By Stuart Hartley – @anglestuart



Running and growing a business can be comparable to travelling by car before the invention of satellite navigation systems. You could choose to PLAN your journey first, knowing which roads to take to make your journey more efficient; you could decide not to seek help and travel on experience and instinct with a hope that nothing has changed and you will know where you’re going; or you could use a traditional map to help guide you.
Developing a strategy for your business is PLANNING your journey ahead. It’s deciding which roads to travel before you start out or if you have already started out when you are seeking to travel in a particular direction.
To do this we need to look inside the business and determine the business’ strengths and weaknesses AND also look outside of the business to look at what our competitors are doing and also what is generally going on in the world.
There are many tools that will assist you in this process – the most widely and incorrectly used of these is SWOT (Strengths, Weaknesses, Opportunities and Threats). Too often this is used only on the business itself and does not consider the external influences. Too often this is where people’s thoughts also stop. SWOT on its own provides only a static solution – it provides the map however it provides little guidance about the best route to take for your business journey.
Let’s first then consider your businesses strengths and weaknesses. To help with this consider 4 main areas:
• Physical aspects of the business
o The space you have, the machinery you have, the technology you have? Do you have any access to rare or unique equipment
• Human
o The human skills you and your employees have – is there anything that’s particularly unique
• Financial
o What’s the financial situation of the business? Do you have capital to grow, buy additional equipment / hire staff? Are you reliant on public sector funding for growth?
• Intangible
o Consider here your contact base, your customer loyalty, customer retention, brand awareness. Aspects that might be difficult to measure.

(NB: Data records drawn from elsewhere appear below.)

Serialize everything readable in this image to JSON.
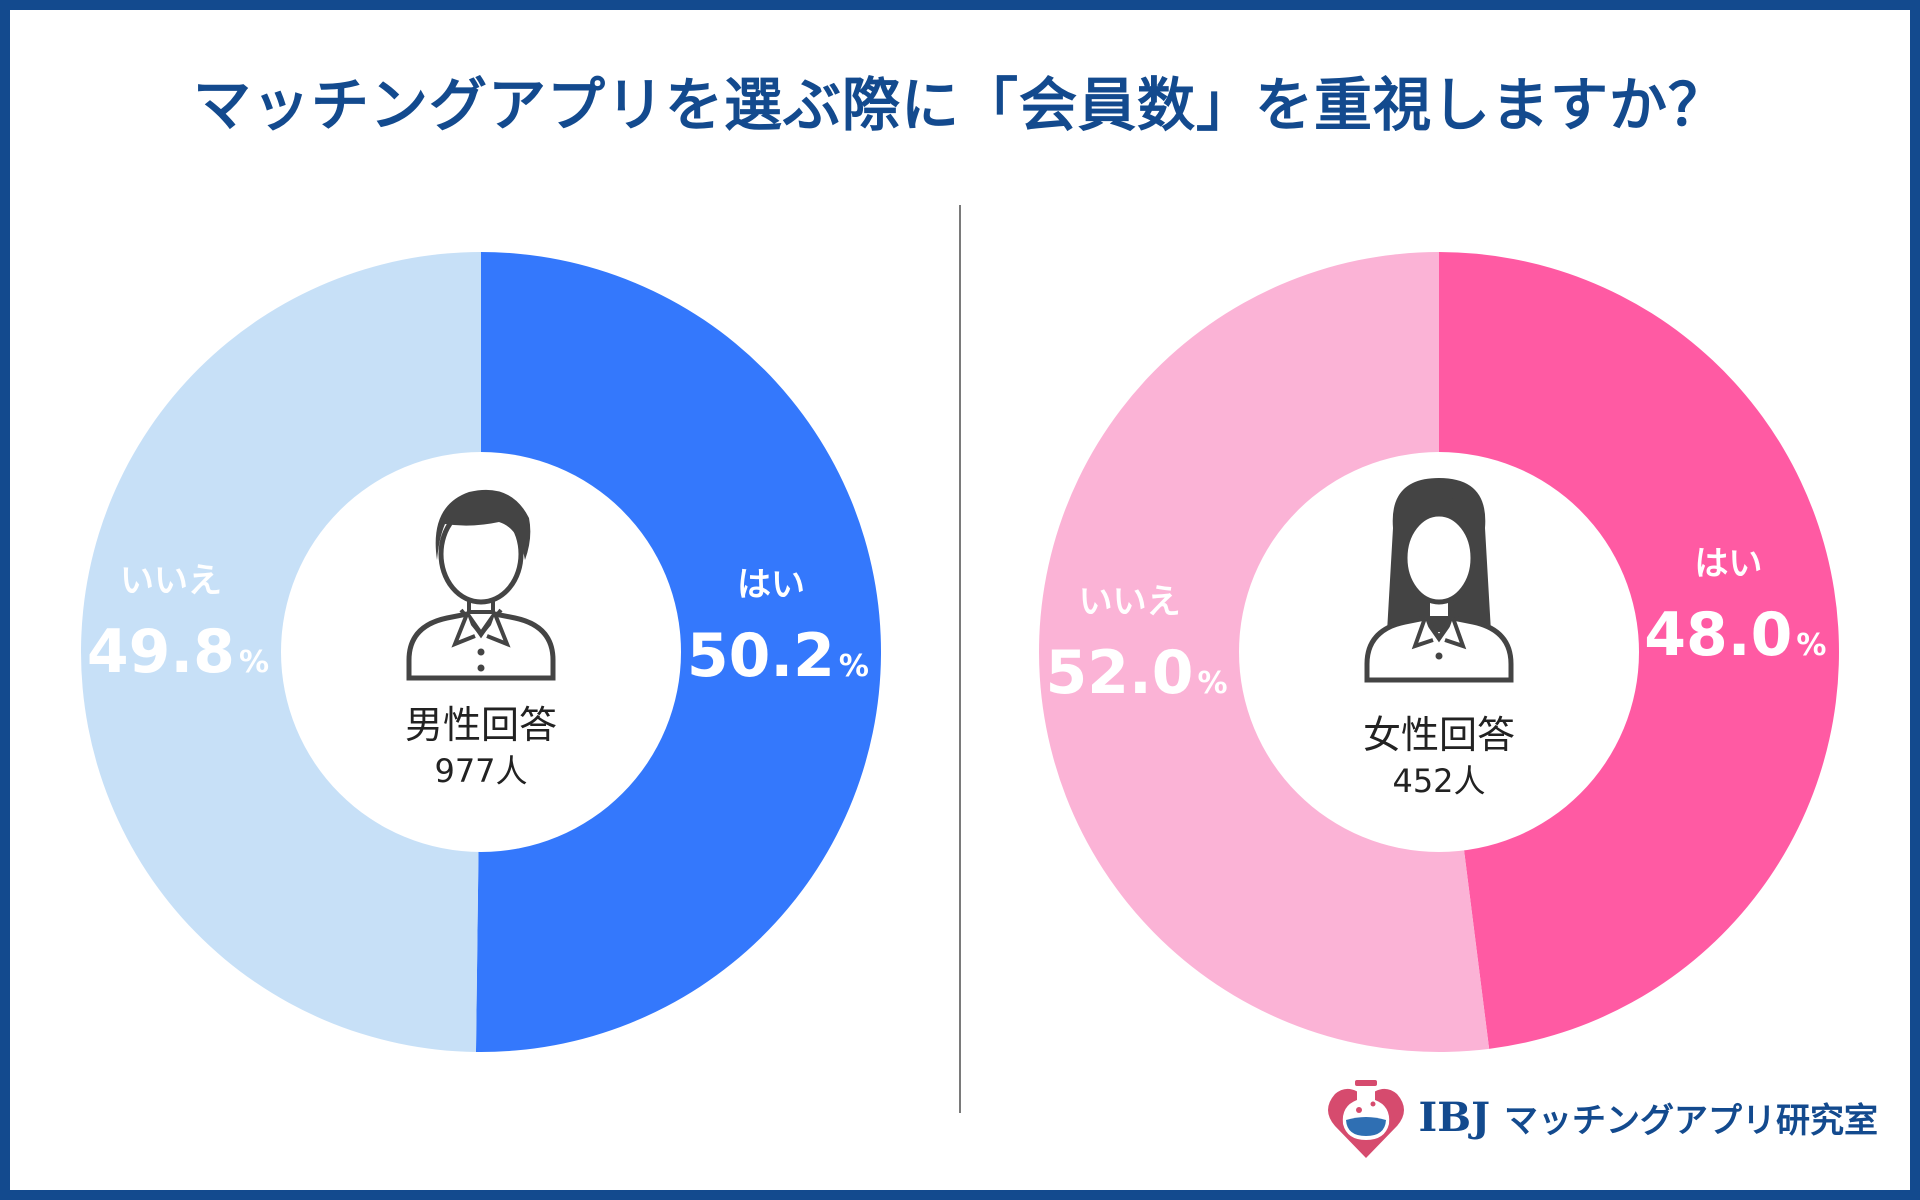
{
  "title": "マッチングアプリを選ぶ際に「会員数」を重視しますか？",
  "colors": {
    "frame": "#134a8e",
    "male_yes": "#3478fc",
    "male_no": "#c7e0f7",
    "female_yes": "#ff5aa3",
    "female_no": "#fbb3d6"
  },
  "chart_data": [
    {
      "type": "pie",
      "title": "男性回答",
      "subtitle": "977人",
      "categories": [
        "はい",
        "いいえ"
      ],
      "values": [
        50.2,
        49.8
      ],
      "value_labels": [
        "50.2",
        "49.8"
      ],
      "unit": "%"
    },
    {
      "type": "pie",
      "title": "女性回答",
      "subtitle": "452人",
      "categories": [
        "はい",
        "いいえ"
      ],
      "values": [
        48.0,
        52.0
      ],
      "value_labels": [
        "48.0",
        "52.0"
      ],
      "unit": "%"
    }
  ],
  "footer": {
    "brand": "IBJ",
    "name": "マッチングアプリ研究室"
  },
  "icons": [
    "male-user-icon",
    "female-user-icon",
    "logo-heart-flask-icon"
  ]
}
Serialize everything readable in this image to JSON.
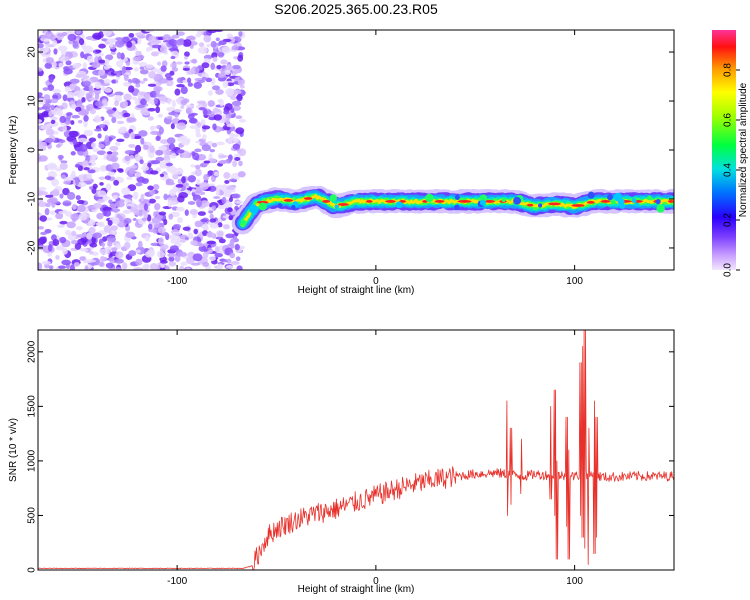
{
  "title": "S206.2025.365.00.23.R05",
  "chart_data": [
    {
      "type": "heatmap",
      "xlabel": "Height of straight line (km)",
      "ylabel": "Frequency (Hz)",
      "xlim": [
        -170,
        150
      ],
      "ylim": [
        -24.5,
        24.5
      ],
      "xticks": [
        -100,
        0,
        100
      ],
      "yticks": [
        -20,
        -10,
        0,
        10,
        20
      ],
      "grid": false,
      "noise_region_x": [
        -170,
        -67
      ],
      "signal_start_x": -67,
      "signal_end_x": 150,
      "signal_frequency": [
        {
          "x": -67,
          "y": -15
        },
        {
          "x": -60,
          "y": -11
        },
        {
          "x": -50,
          "y": -10
        },
        {
          "x": -40,
          "y": -10.5
        },
        {
          "x": -30,
          "y": -9.5
        },
        {
          "x": -20,
          "y": -11.5
        },
        {
          "x": -10,
          "y": -10.5
        },
        {
          "x": 0,
          "y": -10.5
        },
        {
          "x": 20,
          "y": -10.5
        },
        {
          "x": 40,
          "y": -10.5
        },
        {
          "x": 55,
          "y": -10.5
        },
        {
          "x": 60,
          "y": -10.5
        },
        {
          "x": 70,
          "y": -10.5
        },
        {
          "x": 80,
          "y": -11.5
        },
        {
          "x": 90,
          "y": -11
        },
        {
          "x": 100,
          "y": -11.5
        },
        {
          "x": 110,
          "y": -10.5
        },
        {
          "x": 130,
          "y": -10.5
        },
        {
          "x": 150,
          "y": -10.5
        }
      ],
      "colorbar": {
        "label": "Normalized spectral amplitude",
        "range": [
          0,
          0.96
        ],
        "ticks": [
          0.0,
          0.2,
          0.4,
          0.6,
          0.8
        ]
      }
    },
    {
      "type": "line",
      "xlabel": "Height of straight line (km)",
      "ylabel": "SNR (10 * v/v)",
      "xlim": [
        -170,
        150
      ],
      "ylim": [
        0,
        2200
      ],
      "xticks": [
        -100,
        0,
        100
      ],
      "yticks": [
        0,
        500,
        1000,
        1500,
        2000
      ],
      "grid": false,
      "line_color": "#e8302a",
      "envelope": {
        "x": [
          -170,
          -67,
          -62,
          -55,
          -50,
          -40,
          -30,
          -20,
          -10,
          0,
          10,
          20,
          30,
          40,
          50,
          60,
          65,
          70,
          75,
          80,
          85,
          90,
          95,
          100,
          105,
          110,
          115,
          130,
          150
        ],
        "y": [
          15,
          15,
          40,
          300,
          380,
          460,
          520,
          560,
          620,
          680,
          740,
          790,
          830,
          860,
          880,
          890,
          880,
          870,
          860,
          880,
          870,
          880,
          860,
          860,
          880,
          870,
          850,
          860,
          860
        ]
      },
      "spikes": [
        {
          "x": 66,
          "lo": 500,
          "hi": 1550
        },
        {
          "x": 68,
          "lo": 600,
          "hi": 1300
        },
        {
          "x": 73,
          "lo": 700,
          "hi": 1200
        },
        {
          "x": 88,
          "lo": 650,
          "hi": 1500
        },
        {
          "x": 90,
          "lo": 500,
          "hi": 1650
        },
        {
          "x": 91,
          "lo": 100,
          "hi": 1000
        },
        {
          "x": 96,
          "lo": 400,
          "hi": 1400
        },
        {
          "x": 97,
          "lo": 100,
          "hi": 1100
        },
        {
          "x": 103,
          "lo": 500,
          "hi": 1900
        },
        {
          "x": 104,
          "lo": 300,
          "hi": 2050
        },
        {
          "x": 105,
          "lo": 200,
          "hi": 2200
        },
        {
          "x": 107,
          "lo": 50,
          "hi": 1300
        },
        {
          "x": 110,
          "lo": 150,
          "hi": 1550
        },
        {
          "x": 111,
          "lo": 300,
          "hi": 1400
        }
      ]
    }
  ]
}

You should then be able to create a long list of strengths and weaknesses on JUST your business. Consider then the ones that could become important to the business? The ones that are
• Valuable – particularly costly for a rival to obtain
• Imitable – particularly difficult for a rival to copy
• Rare – particularly niche or unique skills, experience, technology etc
• Organisation – ones that your organisation can easily exploit.

Hopefully you should have half a dozen or so of each. You have now populated your Strengths and Weaknesses sections of your SWOT. Please note you have not considered at all external factors and should have just focused on your business.